Примаков пожал капитану руку, потом не выдержал и обнял его, затем, словно устыдившись проявления своей «лиричности», резко зашагал прочь. Правда, через несколько шагов все же обернулся снова:
— Числов!
— Я, товарищ полковник.
— А где этот, как его… любимец-то мой… Панкевич?!
— Не знаю… Здесь где-то… Позвать?
— Да нет… Это я так… раз под руку сам не подвернулся — пущай живет…
…Рыдлевка, не знавший, — не ведавший, что его только что «пронесло», в этот момент разбирался в своей палатке с Арой:
— Азаретян, закрой дверь… Ты у меня в папке рылся? Оборзел совсем? Тебе Арарат показать?
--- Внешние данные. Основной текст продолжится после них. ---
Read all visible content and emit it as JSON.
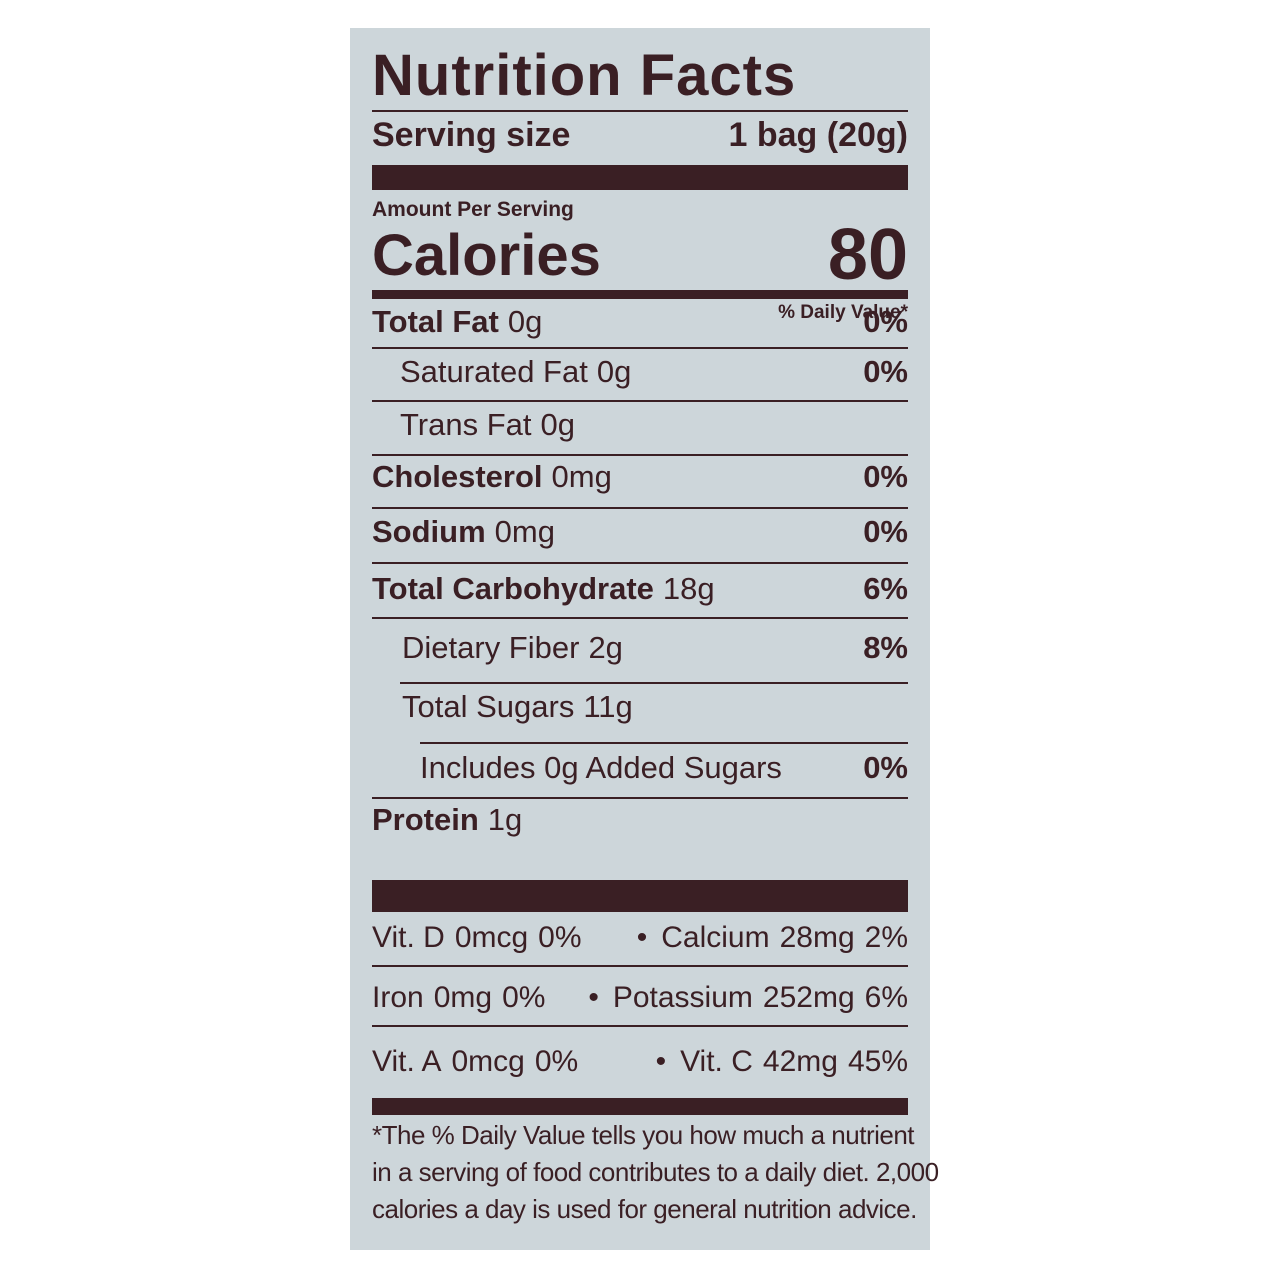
{
  "header": {
    "title": "Nutrition Facts",
    "serving_label": "Serving size",
    "serving_value": "1 bag (20g)"
  },
  "calories": {
    "amount_label": "Amount Per Serving",
    "label": "Calories",
    "value": "80"
  },
  "dv_header": "% Daily Value*",
  "nutrients": [
    {
      "name": "Total Fat",
      "amount": "0g",
      "dv": "0%"
    },
    {
      "name": "Saturated Fat",
      "amount": "0g",
      "dv": "0%"
    },
    {
      "name": "Trans Fat",
      "amount": "0g"
    },
    {
      "name": "Cholesterol",
      "amount": "0mg",
      "dv": "0%"
    },
    {
      "name": "Sodium",
      "amount": "0mg",
      "dv": "0%"
    },
    {
      "name": "Total Carbohydrate",
      "amount": "18g",
      "dv": "6%"
    },
    {
      "name": "Dietary Fiber",
      "amount": "2g",
      "dv": "8%"
    },
    {
      "name": "Total Sugars",
      "amount": "11g"
    },
    {
      "name": "Includes 0g Added Sugars",
      "dv": "0%"
    },
    {
      "name": "Protein",
      "amount": "1g"
    }
  ],
  "separator": "•",
  "vitamins": [
    [
      {
        "name": "Vit. D",
        "amount": "0mcg",
        "dv": "0%"
      },
      {
        "name": "Calcium",
        "amount": "28mg",
        "dv": "2%"
      }
    ],
    [
      {
        "name": "Iron",
        "amount": "0mg",
        "dv": "0%"
      },
      {
        "name": "Potassium",
        "amount": "252mg",
        "dv": "6%"
      }
    ],
    [
      {
        "name": "Vit. A",
        "amount": "0mcg",
        "dv": "0%"
      },
      {
        "name": "Vit. C",
        "amount": "42mg",
        "dv": "45%"
      }
    ]
  ],
  "footnote": [
    "*The % Daily Value tells you how much a nutrient",
    "in a serving of food contributes to a daily diet. 2,000",
    "calories a day is used for general nutrition advice."
  ]
}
Ара засопел, переступил с ноги на ногу, потом выпалил:
—Я не рылся, товарищ старший лейтенант… Там фотки сверху лежали… Я хотел их вернуть… Это — Родионенко, а грешили на Конюха… Вы забыли просто… А я Тунгусу отдал, и он… Ну, чтобы Веселый с Конюхом помирился.
— Вы охуели совсем, — сказал старший лейтенант, покрутив головой. — Вся ваша банда… Я после выхода с вами отдельно займусь… Оборзели в корягу…
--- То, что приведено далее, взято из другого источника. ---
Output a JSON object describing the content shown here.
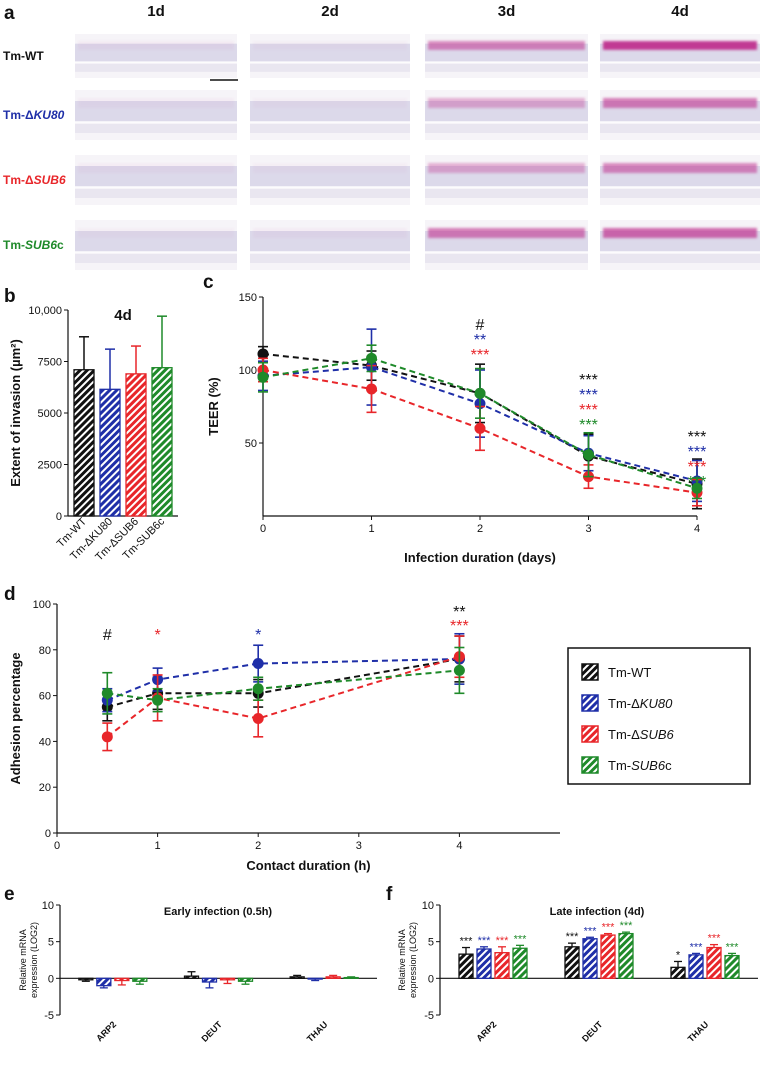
{
  "colors": {
    "wt": "#111111",
    "ku80": "#1f2fa8",
    "sub6": "#e8262a",
    "sub6c": "#1f8a2a",
    "stain_pink": "#c0308f",
    "tissue": "#d7d3e8"
  },
  "panels": {
    "a": "a",
    "b": "b",
    "c": "c",
    "d": "d",
    "e": "e",
    "f": "f"
  },
  "histology": {
    "columns": [
      "1d",
      "2d",
      "3d",
      "4d"
    ],
    "rows": [
      {
        "pre": "Tm-WT",
        "it": "",
        "post": "",
        "color": "#111111"
      },
      {
        "pre": "Tm-Δ",
        "it": "KU80",
        "post": "",
        "color": "#1f2fa8"
      },
      {
        "pre": "Tm-Δ",
        "it": "SUB6",
        "post": "",
        "color": "#e8262a"
      },
      {
        "pre": "Tm-",
        "it": "SUB6",
        "post": "c",
        "color": "#1f8a2a"
      }
    ],
    "stain": [
      [
        0.05,
        0.03,
        0.55,
        0.95
      ],
      [
        0.04,
        0.03,
        0.35,
        0.6
      ],
      [
        0.04,
        0.03,
        0.35,
        0.55
      ],
      [
        0.03,
        0.04,
        0.6,
        0.7
      ]
    ]
  },
  "legend": [
    {
      "pre": "Tm-WT",
      "it": "",
      "post": "",
      "color": "#111111"
    },
    {
      "pre": "Tm-Δ",
      "it": "KU80",
      "post": "",
      "color": "#1f2fa8"
    },
    {
      "pre": "Tm-Δ",
      "it": "SUB6",
      "post": "",
      "color": "#e8262a"
    },
    {
      "pre": "Tm-",
      "it": "SUB6",
      "post": "c",
      "color": "#1f8a2a"
    }
  ],
  "chart_data": [
    {
      "panel": "b",
      "type": "bar",
      "title": "4d",
      "ylabel": "Extent of invasion (µm²)",
      "ylim": [
        0,
        10000
      ],
      "yticks": [
        0,
        2500,
        5000,
        7500,
        10000
      ],
      "ytick_labels": [
        "0",
        "2500",
        "5000",
        "7500",
        "10,000"
      ],
      "categories": [
        "Tm-WT",
        "Tm-ΔKU80",
        "Tm-ΔSUB6",
        "Tm-SUB6c"
      ],
      "values": [
        7100,
        6150,
        6900,
        7200
      ],
      "errors": [
        1600,
        1950,
        1350,
        2500
      ]
    },
    {
      "panel": "c",
      "type": "line",
      "xlabel": "Infection duration (days)",
      "ylabel": "TEER (%)",
      "xlim": [
        0,
        4
      ],
      "ylim": [
        0,
        150
      ],
      "xticks": [
        0,
        1,
        2,
        3,
        4
      ],
      "yticks": [
        50,
        100,
        150
      ],
      "series": [
        {
          "name": "Tm-WT",
          "x": [
            0,
            1,
            2,
            3,
            4
          ],
          "y": [
            111,
            103,
            84,
            41,
            22
          ],
          "err": [
            5,
            10,
            20,
            15,
            17
          ]
        },
        {
          "name": "Tm-ΔKU80",
          "x": [
            0,
            1,
            2,
            3,
            4
          ],
          "y": [
            96,
            102,
            77,
            43,
            24
          ],
          "err": [
            10,
            26,
            23,
            12,
            14
          ]
        },
        {
          "name": "Tm-ΔSUB6",
          "x": [
            0,
            1,
            2,
            3,
            4
          ],
          "y": [
            100,
            87,
            60,
            27,
            16
          ],
          "err": [
            8,
            16,
            15,
            8,
            9
          ]
        },
        {
          "name": "Tm-SUB6c",
          "x": [
            0,
            1,
            2,
            3,
            4
          ],
          "y": [
            95,
            108,
            84,
            42,
            19
          ],
          "err": [
            10,
            9,
            17,
            15,
            7
          ]
        }
      ],
      "annotations": [
        {
          "x": 2,
          "lines": [
            {
              "text": "#",
              "series": 0
            },
            {
              "text": "**",
              "series": 1
            },
            {
              "text": "***",
              "series": 2
            }
          ]
        },
        {
          "x": 3,
          "lines": [
            {
              "text": "***",
              "series": 0
            },
            {
              "text": "***",
              "series": 1
            },
            {
              "text": "***",
              "series": 2
            },
            {
              "text": "***",
              "series": 3
            }
          ]
        },
        {
          "x": 4,
          "lines": [
            {
              "text": "***",
              "series": 0
            },
            {
              "text": "***",
              "series": 1
            },
            {
              "text": "***",
              "series": 2
            },
            {
              "text": "***",
              "series": 3
            }
          ]
        }
      ]
    },
    {
      "panel": "d",
      "type": "line",
      "xlabel": "Contact duration (h)",
      "ylabel": "Adhesion percentage",
      "xlim": [
        0,
        5
      ],
      "ylim": [
        0,
        100
      ],
      "xticks": [
        0,
        1,
        2,
        3,
        4
      ],
      "yticks": [
        0,
        20,
        40,
        60,
        80,
        100
      ],
      "series": [
        {
          "name": "Tm-WT",
          "x": [
            0.5,
            1,
            2,
            4
          ],
          "y": [
            55,
            61,
            61,
            76
          ],
          "err": [
            6,
            7,
            6,
            10
          ]
        },
        {
          "name": "Tm-ΔKU80",
          "x": [
            0.5,
            1,
            2,
            4
          ],
          "y": [
            58,
            67,
            74,
            76
          ],
          "err": [
            5,
            5,
            8,
            11
          ]
        },
        {
          "name": "Tm-ΔSUB6",
          "x": [
            0.5,
            1,
            2,
            4
          ],
          "y": [
            42,
            59,
            50,
            77
          ],
          "err": [
            6,
            10,
            8,
            9
          ]
        },
        {
          "name": "Tm-SUB6c",
          "x": [
            0.5,
            1,
            2,
            4
          ],
          "y": [
            61,
            58,
            63,
            71
          ],
          "err": [
            9,
            5,
            5,
            10
          ]
        }
      ],
      "annotations": [
        {
          "x": 0.5,
          "lines": [
            {
              "text": "#",
              "series": 0
            }
          ]
        },
        {
          "x": 1,
          "lines": [
            {
              "text": "*",
              "series": 2
            }
          ]
        },
        {
          "x": 2,
          "lines": [
            {
              "text": "*",
              "series": 1
            }
          ]
        },
        {
          "x": 4,
          "lines": [
            {
              "text": "**",
              "series": 0
            },
            {
              "text": "***",
              "series": 2
            }
          ]
        }
      ]
    },
    {
      "panel": "e",
      "type": "bar",
      "title": "Early infection (0.5h)",
      "ylabel": "Relative mRNA expression (LOG2)",
      "ylabel_lines": [
        "Relative mRNA",
        "expression (LOG2)"
      ],
      "ylim": [
        -5,
        10
      ],
      "yticks": [
        -5,
        0,
        5,
        10
      ],
      "categories": [
        "ARP2",
        "DEUT",
        "THAU"
      ],
      "series": [
        {
          "name": "Tm-WT",
          "values": [
            -0.2,
            0.3,
            0.2
          ],
          "err": [
            0.2,
            0.6,
            0.2
          ]
        },
        {
          "name": "Tm-ΔKU80",
          "values": [
            -1.0,
            -0.5,
            -0.1
          ],
          "err": [
            0.3,
            0.8,
            0.2
          ]
        },
        {
          "name": "Tm-ΔSUB6",
          "values": [
            -0.3,
            -0.2,
            0.2
          ],
          "err": [
            0.6,
            0.5,
            0.2
          ]
        },
        {
          "name": "Tm-SUB6c",
          "values": [
            -0.4,
            -0.4,
            0.1
          ],
          "err": [
            0.4,
            0.4,
            0.1
          ]
        }
      ],
      "sig": []
    },
    {
      "panel": "f",
      "type": "bar",
      "title": "Late infection (4d)",
      "ylabel": "Relative mRNA expression (LOG2)",
      "ylabel_lines": [
        "Relative mRNA",
        "expression (LOG2)"
      ],
      "ylim": [
        -5,
        10
      ],
      "yticks": [
        -5,
        0,
        5,
        10
      ],
      "categories": [
        "ARP2",
        "DEUT",
        "THAU"
      ],
      "series": [
        {
          "name": "Tm-WT",
          "values": [
            3.3,
            4.3,
            1.5
          ],
          "err": [
            0.9,
            0.5,
            0.8
          ]
        },
        {
          "name": "Tm-ΔKU80",
          "values": [
            4.0,
            5.4,
            3.2
          ],
          "err": [
            0.3,
            0.2,
            0.2
          ]
        },
        {
          "name": "Tm-ΔSUB6",
          "values": [
            3.5,
            5.9,
            4.2
          ],
          "err": [
            0.8,
            0.2,
            0.4
          ]
        },
        {
          "name": "Tm-SUB6c",
          "values": [
            4.1,
            6.1,
            3.1
          ],
          "err": [
            0.4,
            0.2,
            0.3
          ]
        }
      ],
      "sig": [
        [
          "***",
          "***",
          "***",
          "***"
        ],
        [
          "***",
          "***",
          "***",
          "***"
        ],
        [
          "*",
          "***",
          "***",
          "***"
        ]
      ]
    }
  ]
}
Ара переминался с ноги на ногу и вздыхал, как лошадь.
— Ладно, — сказал Рыдлевка. — Возьми мой аппарат. Там новая пленка… Умеешь? Наснимаешь всех… Кто первый в Моздок полетит — отпечатает. Даю пятьдесят рублей… Остальные — соберете сами. Ты — ответственный. Нет, ответственный — Николаев… Передай. И… кончайте это все… Совсем охуели… Впитал?
— Впитал, — вздохнул Ара, взял фотоаппарат и, лихо отдав честь, строевым шагом вышел из палатки…
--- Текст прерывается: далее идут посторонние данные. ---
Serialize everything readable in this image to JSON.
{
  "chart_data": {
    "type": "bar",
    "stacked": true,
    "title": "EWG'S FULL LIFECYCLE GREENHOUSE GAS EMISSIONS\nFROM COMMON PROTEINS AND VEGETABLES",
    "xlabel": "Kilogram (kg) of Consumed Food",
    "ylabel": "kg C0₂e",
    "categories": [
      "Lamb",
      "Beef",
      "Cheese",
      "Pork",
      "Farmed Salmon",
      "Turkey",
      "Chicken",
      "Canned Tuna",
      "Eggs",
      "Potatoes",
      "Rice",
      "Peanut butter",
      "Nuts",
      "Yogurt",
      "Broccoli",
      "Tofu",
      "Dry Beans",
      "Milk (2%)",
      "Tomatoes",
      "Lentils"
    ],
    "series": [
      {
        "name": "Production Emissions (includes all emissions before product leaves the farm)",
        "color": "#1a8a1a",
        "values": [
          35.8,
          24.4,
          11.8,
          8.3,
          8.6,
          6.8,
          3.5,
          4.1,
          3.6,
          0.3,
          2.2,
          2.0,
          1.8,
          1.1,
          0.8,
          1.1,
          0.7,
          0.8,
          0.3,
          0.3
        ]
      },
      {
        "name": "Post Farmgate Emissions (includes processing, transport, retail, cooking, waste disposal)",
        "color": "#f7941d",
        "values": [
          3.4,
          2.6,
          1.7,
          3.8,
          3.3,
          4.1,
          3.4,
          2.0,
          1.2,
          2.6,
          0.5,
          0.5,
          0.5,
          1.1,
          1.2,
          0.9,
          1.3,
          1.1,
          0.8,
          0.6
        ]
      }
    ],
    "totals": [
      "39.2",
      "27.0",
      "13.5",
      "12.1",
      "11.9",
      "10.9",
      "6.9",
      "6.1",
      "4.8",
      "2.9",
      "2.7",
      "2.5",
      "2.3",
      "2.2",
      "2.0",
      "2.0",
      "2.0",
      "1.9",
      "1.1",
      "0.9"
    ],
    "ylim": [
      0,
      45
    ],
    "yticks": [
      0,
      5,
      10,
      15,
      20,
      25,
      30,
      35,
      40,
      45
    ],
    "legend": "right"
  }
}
Ровно в 6 часов утра 28 февраля рота майора Самохвалова вышла из своего базового района в направлении Улус-Керта. На родном «бугорке» оставили только усиленное отделение для охраны. На «выход» пошли восемьдесят девять человек. Самохвалов принял решение выдвинуться к Исты-Корту пешим порядком не из любви к «прогулкам по пленэру» — так, без техники, он надеялся обеспечить большую скрытность, потому и выходили затемно… А с техникой — какая уж тут скрытность. Армейская техника — она даже глухих разбудить может… Теоретически решение на такой марш, может быть, было и правильным, но скрытность выхода обеспечить все равно не удалось. За «бугорком» плотно наблюдали из села — в одном из домов на высоком чердаке не спали два «мирных крестьянина» в длинных закрытых рубашках из плотной ткани. Чердак этот был оборудован прибором ночного видения.